Platinum’s under-performance was a result of poor sentiment towards China and European equities, Mr Ler said. “It plays into our thesis that Platinum investors should expect patchy investment performance due to its contrarian investment style.”
Platinum’s $7 billion international fund has more than 42 per cent of assets invested in the Asia-Pacific region, with 18 per cent in Chinese companies, including real estate and financial services industries as well as media giant Tencent.
In a March performance update, Platinum said the market response to the Russia-Ukraine conflict had created a “difficult month for the portfolio”.
“In our view, driven by Western commentators, the market is too negative on China’s independent view of the conflict. China is deeply integrated in, and benefits from, the global economic system; it should not jeopardise this.”
“We should all accept that having two superpowers with differing ideologies, each trying to assert themselves, leads to various tensions.”
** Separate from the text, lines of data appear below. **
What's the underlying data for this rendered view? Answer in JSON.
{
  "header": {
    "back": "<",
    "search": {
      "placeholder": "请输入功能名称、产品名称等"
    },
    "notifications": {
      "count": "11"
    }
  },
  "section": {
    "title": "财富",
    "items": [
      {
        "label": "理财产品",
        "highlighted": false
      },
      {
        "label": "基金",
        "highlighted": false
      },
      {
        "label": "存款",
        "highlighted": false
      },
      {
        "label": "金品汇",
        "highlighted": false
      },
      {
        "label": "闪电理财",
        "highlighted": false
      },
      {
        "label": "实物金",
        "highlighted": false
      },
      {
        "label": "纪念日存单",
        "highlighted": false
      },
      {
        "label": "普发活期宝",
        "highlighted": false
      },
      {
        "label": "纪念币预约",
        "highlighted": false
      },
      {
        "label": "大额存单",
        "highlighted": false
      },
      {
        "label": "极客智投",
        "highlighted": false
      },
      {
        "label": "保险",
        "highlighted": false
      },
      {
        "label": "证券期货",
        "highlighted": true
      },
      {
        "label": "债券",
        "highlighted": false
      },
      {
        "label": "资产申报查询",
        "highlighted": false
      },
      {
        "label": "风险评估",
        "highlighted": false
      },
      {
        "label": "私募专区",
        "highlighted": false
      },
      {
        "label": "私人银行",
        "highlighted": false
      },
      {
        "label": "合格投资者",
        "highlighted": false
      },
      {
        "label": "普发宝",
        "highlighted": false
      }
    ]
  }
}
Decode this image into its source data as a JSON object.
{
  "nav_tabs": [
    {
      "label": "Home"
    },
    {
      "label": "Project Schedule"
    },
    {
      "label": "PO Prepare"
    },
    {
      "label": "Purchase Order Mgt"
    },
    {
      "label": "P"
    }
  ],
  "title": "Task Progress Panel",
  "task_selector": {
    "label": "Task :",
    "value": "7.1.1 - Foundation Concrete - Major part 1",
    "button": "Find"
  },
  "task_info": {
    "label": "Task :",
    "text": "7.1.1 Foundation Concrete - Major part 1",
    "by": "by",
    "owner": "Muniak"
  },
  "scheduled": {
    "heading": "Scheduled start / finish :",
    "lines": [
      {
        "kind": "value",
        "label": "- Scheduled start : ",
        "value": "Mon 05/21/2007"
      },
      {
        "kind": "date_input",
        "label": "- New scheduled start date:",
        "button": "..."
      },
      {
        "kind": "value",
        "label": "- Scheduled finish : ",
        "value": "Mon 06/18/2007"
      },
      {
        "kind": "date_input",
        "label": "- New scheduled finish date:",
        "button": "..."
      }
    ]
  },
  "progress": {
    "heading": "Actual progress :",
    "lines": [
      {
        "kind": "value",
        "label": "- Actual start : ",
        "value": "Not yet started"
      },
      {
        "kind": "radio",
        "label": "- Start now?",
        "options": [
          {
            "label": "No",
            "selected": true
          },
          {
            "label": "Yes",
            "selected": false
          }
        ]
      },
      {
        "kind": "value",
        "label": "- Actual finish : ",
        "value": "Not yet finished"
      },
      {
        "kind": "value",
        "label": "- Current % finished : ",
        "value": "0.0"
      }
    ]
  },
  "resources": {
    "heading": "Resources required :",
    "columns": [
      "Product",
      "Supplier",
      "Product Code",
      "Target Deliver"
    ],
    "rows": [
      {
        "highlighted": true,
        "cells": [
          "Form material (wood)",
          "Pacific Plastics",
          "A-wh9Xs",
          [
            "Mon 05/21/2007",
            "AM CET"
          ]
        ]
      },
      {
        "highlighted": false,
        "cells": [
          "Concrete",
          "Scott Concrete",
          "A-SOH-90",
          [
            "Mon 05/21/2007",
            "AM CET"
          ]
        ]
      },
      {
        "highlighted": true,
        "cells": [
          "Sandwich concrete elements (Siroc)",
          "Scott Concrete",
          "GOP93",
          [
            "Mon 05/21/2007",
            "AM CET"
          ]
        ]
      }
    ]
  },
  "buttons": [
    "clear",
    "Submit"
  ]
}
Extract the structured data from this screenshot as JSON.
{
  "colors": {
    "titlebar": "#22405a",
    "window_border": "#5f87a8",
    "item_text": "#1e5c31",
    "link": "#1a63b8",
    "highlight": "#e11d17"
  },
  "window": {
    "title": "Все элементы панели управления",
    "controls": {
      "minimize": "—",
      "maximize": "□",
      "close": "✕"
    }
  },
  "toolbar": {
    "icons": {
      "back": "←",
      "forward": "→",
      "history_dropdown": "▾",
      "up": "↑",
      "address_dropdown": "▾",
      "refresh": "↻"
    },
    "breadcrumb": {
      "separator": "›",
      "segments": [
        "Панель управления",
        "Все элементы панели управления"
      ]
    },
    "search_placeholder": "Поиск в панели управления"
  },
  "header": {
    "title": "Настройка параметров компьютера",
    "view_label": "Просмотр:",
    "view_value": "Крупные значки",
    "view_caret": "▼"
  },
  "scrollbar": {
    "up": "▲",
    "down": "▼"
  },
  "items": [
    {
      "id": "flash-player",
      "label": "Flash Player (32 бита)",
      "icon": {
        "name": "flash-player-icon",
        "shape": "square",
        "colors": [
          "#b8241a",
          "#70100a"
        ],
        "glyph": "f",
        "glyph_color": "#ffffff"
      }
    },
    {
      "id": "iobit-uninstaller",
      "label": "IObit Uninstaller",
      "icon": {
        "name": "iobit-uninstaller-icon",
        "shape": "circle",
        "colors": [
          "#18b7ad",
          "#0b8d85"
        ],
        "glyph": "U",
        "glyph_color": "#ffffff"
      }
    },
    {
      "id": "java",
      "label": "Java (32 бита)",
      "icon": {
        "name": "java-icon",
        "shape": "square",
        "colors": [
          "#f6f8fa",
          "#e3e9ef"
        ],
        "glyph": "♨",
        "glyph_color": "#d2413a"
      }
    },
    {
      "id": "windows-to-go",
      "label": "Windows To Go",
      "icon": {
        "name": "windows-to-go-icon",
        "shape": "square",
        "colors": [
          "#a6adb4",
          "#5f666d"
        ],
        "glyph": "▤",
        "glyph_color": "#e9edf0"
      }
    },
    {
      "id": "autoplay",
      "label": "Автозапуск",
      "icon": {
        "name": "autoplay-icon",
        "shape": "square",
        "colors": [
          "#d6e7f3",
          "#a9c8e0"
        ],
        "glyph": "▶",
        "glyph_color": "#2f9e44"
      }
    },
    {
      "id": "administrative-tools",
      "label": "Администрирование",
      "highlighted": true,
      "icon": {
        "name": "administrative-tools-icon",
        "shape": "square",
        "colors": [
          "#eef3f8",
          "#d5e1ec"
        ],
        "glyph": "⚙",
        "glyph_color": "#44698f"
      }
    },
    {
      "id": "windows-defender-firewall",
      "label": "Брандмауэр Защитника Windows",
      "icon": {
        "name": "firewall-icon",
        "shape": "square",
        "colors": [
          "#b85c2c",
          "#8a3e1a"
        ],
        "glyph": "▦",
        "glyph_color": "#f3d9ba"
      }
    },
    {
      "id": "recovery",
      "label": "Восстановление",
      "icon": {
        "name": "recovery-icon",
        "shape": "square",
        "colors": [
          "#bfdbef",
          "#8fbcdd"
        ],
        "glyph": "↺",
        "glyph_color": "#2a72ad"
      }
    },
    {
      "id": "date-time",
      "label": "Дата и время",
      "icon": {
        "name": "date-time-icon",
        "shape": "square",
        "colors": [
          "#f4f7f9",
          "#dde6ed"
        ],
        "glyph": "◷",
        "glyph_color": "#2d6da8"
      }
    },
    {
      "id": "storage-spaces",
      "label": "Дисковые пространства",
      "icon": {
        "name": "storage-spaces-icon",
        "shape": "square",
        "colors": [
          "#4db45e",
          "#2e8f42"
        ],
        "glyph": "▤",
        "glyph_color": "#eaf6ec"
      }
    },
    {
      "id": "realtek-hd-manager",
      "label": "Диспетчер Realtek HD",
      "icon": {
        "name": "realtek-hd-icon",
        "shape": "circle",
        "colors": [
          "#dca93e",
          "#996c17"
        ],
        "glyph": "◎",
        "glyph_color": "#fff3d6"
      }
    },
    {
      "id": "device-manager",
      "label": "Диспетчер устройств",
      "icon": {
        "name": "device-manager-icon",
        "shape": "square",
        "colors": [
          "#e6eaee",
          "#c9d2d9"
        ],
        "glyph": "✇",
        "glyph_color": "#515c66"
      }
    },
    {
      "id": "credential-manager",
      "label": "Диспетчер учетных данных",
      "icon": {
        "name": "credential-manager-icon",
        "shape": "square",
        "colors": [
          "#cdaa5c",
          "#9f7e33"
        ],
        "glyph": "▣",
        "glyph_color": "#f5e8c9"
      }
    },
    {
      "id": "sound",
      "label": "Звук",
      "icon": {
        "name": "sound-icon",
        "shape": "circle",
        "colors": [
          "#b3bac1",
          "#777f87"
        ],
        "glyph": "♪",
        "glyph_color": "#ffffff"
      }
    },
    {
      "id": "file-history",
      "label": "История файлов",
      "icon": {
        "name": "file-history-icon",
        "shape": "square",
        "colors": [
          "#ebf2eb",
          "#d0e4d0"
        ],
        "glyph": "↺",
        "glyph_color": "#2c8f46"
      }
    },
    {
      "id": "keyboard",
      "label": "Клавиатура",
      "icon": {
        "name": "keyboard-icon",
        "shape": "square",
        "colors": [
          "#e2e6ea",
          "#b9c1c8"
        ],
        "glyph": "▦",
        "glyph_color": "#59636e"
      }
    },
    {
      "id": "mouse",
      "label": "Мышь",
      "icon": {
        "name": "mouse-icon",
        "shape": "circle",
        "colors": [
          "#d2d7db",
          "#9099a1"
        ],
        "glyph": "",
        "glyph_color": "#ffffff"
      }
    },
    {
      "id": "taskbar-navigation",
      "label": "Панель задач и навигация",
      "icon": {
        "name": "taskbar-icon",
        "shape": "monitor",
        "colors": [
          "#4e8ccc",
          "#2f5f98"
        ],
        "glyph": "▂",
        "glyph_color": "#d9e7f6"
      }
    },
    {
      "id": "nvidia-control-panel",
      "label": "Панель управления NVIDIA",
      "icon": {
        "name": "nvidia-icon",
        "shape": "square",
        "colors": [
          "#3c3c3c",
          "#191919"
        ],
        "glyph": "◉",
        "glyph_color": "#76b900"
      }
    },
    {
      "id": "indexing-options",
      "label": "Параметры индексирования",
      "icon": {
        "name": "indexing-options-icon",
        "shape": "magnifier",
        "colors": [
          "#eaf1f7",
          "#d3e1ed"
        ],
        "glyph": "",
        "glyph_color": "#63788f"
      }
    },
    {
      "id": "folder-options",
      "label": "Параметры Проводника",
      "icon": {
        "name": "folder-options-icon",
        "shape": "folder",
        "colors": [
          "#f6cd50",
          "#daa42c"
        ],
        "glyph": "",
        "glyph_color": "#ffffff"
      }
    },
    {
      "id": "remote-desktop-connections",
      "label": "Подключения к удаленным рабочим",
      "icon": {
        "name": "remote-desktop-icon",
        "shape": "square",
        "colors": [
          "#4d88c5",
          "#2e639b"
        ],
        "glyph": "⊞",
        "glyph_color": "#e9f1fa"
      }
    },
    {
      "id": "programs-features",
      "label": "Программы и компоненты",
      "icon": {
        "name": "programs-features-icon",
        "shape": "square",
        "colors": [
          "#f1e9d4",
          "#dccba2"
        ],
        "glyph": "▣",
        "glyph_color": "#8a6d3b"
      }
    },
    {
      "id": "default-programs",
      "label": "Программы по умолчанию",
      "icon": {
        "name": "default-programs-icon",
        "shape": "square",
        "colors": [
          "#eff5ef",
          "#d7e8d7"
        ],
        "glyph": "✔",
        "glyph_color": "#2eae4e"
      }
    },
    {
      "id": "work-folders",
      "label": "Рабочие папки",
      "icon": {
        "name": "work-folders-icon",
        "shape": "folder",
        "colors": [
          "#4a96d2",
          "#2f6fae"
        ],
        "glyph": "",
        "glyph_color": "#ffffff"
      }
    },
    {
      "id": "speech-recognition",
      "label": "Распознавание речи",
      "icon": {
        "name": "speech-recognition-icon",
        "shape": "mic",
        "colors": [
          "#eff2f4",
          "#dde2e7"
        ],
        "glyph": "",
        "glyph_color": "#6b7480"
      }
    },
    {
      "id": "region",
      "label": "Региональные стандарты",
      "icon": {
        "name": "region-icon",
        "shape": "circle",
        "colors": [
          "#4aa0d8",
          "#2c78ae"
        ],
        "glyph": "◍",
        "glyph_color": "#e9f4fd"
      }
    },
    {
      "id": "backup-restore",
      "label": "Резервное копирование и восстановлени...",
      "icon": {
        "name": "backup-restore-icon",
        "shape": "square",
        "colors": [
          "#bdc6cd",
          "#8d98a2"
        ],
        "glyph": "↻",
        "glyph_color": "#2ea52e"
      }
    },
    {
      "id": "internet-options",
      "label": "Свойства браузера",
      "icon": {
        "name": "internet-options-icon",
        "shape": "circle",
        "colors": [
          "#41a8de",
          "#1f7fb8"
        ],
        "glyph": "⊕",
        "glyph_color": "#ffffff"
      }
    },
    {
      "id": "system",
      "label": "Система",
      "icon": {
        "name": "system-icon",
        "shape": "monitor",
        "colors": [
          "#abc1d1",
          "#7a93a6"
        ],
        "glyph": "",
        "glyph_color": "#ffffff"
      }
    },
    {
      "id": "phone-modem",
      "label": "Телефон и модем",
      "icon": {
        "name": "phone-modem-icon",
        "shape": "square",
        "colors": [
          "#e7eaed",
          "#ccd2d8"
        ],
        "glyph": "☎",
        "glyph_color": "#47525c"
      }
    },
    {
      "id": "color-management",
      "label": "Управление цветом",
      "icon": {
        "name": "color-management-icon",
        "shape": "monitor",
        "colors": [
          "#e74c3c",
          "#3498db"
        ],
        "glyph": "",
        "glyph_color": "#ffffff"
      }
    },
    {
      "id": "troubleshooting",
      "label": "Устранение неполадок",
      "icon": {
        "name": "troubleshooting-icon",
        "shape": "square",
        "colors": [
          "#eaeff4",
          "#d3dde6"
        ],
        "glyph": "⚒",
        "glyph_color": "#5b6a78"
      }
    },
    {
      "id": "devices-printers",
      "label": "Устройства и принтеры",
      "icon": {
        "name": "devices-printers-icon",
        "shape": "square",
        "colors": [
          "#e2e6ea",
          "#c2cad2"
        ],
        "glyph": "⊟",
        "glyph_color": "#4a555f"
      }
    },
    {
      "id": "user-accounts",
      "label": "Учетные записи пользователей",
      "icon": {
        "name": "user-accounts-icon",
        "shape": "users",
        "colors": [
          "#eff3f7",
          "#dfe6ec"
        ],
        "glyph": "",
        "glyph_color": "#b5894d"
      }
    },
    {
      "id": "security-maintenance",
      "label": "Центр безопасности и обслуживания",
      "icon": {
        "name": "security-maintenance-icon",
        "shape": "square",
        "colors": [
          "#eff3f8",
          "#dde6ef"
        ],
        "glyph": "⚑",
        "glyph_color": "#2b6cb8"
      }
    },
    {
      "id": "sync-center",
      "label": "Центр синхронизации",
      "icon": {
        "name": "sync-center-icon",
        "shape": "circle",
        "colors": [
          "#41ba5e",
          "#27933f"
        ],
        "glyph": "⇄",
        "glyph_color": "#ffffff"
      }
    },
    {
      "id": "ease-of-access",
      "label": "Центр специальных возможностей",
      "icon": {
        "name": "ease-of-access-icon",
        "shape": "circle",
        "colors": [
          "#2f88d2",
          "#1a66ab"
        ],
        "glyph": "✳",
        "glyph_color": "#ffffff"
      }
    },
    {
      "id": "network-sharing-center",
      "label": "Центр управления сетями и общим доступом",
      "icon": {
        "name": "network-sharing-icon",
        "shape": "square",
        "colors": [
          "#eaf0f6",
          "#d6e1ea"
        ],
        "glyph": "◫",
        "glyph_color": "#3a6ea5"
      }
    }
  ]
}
The company also said China was being impacted from a “double whammy” of reform policies and COVID outbreaks. “In recent weeks, this has impacted economically sensitive companies... Perhaps the uncertainty caused by war and Chinese slowdown pushed people back to their ‘safety playbook’ but we struggle with this behaviour given market bifurcation is at extremes.”
It has been a challenging time for active fund managers, with rivals Magellan suffering ongoing performance-related outflows and VGI merging with Regal after performance problems.